Search code examples
pythonpandasparquetpyarrowray

Low-latecy response with Ray on large(isch) dataset


TL;DR

What's the fasted way to get near-zero loading time for a pandas dataset I have in memory, using ray?

Background

I'm making an application which uses semi-large datasets (pandas dataframes between 100MB to 700MB) and are trying to reduce each query time. For a lot of my queries the data loading is the majority of the response times. The datasets are optimized parquet files (categories instead of strings, etc) which only reads the columns it needs.

Currently I use a naive approach that per-requests loads the require dataset (reading the 10-20 columns out of 1000 I need from the dataset) and then filter out the rows I need.

A typical request:

  • Read and parse the contract (~50-100ms)
  • Load the dataset (10-20 columns) (400-1200ms)
  • Execute pandas operations (~50-100ms)
  • Serialise the results (50-100ms)

I'm now trying to speed this up (reduce or remove the load dataset step).

Things I have tried:

  1. Use Arrow's new row-level filtering on the dataset to only read the rows I need as well.
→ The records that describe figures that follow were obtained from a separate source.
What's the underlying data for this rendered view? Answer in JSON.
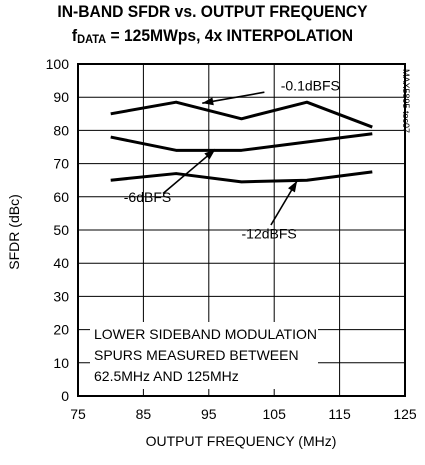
{
  "chart_data": {
    "type": "line",
    "title_line1": "IN-BAND SFDR vs. OUTPUT FREQUENCY",
    "title_line2_prefix": "f",
    "title_line2_sub": "DATA",
    "title_line2_rest": " = 125MWps, 4x INTERPOLATION",
    "xlabel": "OUTPUT FREQUENCY (MHz)",
    "ylabel": "SFDR (dBc)",
    "xlim": [
      75,
      125
    ],
    "ylim": [
      0,
      100
    ],
    "xticks": [
      75,
      85,
      95,
      105,
      115,
      125
    ],
    "yticks": [
      0,
      10,
      20,
      30,
      40,
      50,
      60,
      70,
      80,
      90,
      100
    ],
    "grid": true,
    "series": [
      {
        "name": "-0.1dBFS",
        "x": [
          80,
          90,
          100,
          110,
          120
        ],
        "y": [
          85,
          88.5,
          83.5,
          88.5,
          81
        ]
      },
      {
        "name": "-6dBFS",
        "x": [
          80,
          90,
          100,
          110,
          120
        ],
        "y": [
          78,
          74,
          74,
          76.5,
          79
        ]
      },
      {
        "name": "-12dBFS",
        "x": [
          80,
          90,
          100,
          110,
          120
        ],
        "y": [
          65,
          67,
          64.5,
          65,
          67.5
        ]
      }
    ],
    "annotation": [
      "LOWER SIDEBAND MODULATION",
      "SPURS MEASURED BETWEEN",
      "62.5MHz AND 125MHz"
    ],
    "part_code": "MAX5895 toc07"
  }
}
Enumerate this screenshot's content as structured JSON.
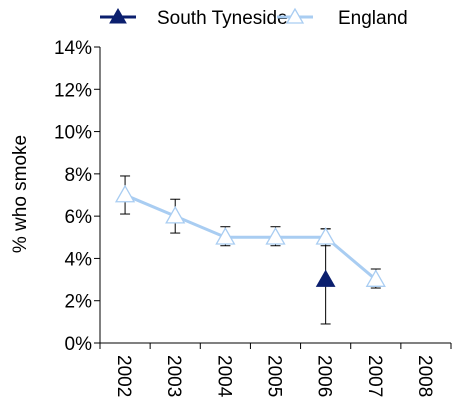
{
  "chart_data": {
    "type": "line",
    "ylabel": "% who smoke",
    "ylim": [
      0,
      14
    ],
    "y_ticks": [
      0,
      2,
      4,
      6,
      8,
      10,
      12,
      14
    ],
    "y_tick_suffix": "%",
    "x": [
      "2002",
      "2003",
      "2004",
      "2005",
      "2006",
      "2007",
      "2008"
    ],
    "legend_position": "top",
    "grid": false,
    "series": [
      {
        "name": "South Tyneside",
        "color": "#0b1f6e",
        "marker": "filled-triangle",
        "line": false,
        "values": [
          null,
          null,
          null,
          null,
          3,
          null,
          null
        ],
        "error_low": [
          null,
          null,
          null,
          null,
          0.9,
          null,
          null
        ],
        "error_high": [
          null,
          null,
          null,
          null,
          5.4,
          null,
          null
        ]
      },
      {
        "name": "England",
        "color": "#a9cdf2",
        "marker": "hollow-triangle",
        "line": true,
        "values": [
          7,
          6,
          5,
          5,
          5,
          3,
          null
        ],
        "error_low": [
          6.1,
          5.2,
          4.6,
          4.6,
          4.6,
          2.6,
          null
        ],
        "error_high": [
          7.9,
          6.8,
          5.5,
          5.5,
          5.4,
          3.5,
          null
        ]
      }
    ]
  }
}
This is probably a good way in the future, but for now the new Arrow Dataset API which is relies on is significantly slower than reading the full file using the legacy loader.
  2. Optimize the hell out of the datasets. This works well to a point, where things are in categories, the data types is optimized.
  3. Store the dataframe in Ray. Using ray.put and ray.get. However this doesn't actually improve the situation since the time consuming part is deserialization of the dataframe.
  4. Put the dataset in ramfs. This doesn't actually improve the situation since the time consuming part is deserialization of the dataframe.
  5. Store the object in another Plasma store (outside of ray.put) but obviously the speed is the same (even though I might get some other benefits)

The datasets are parquet files, which is already pretty fast for serialization/deserialization. I typically select about 10-20 columns (out of 1000) and about 30-60% of the rows.

Any good ideas on how to speed up the loading? I haven't been able to find any near zero-copy operations for pandas dataframes (i.e without the serialization penalty).

Things that I am thinking about:

  1. Placing the dataset in an actor, and use one actor per thread. That would probably give the actor direct access to the dataframe without any serialization, but would require me to do a lot of handling of:

    • Making sure I have an actor per thread
    • Distribute requests per threads
    • "Recycle" the actors when the dataset gets updated

Regards, Niklas


Solution

  • After talking to Simon on Slack we found the culprit:

    simon-mo: aha yes objects/strings are not zero copy. categorical or fixed length string works. for fixed length you can try convert them to np.array first

    Experimenting with this (categorical values, fixed length strings etc) allows me not quite get zero-copy but at least fairly low latency (~300ms or less) when using Ray Objects or Plasma store.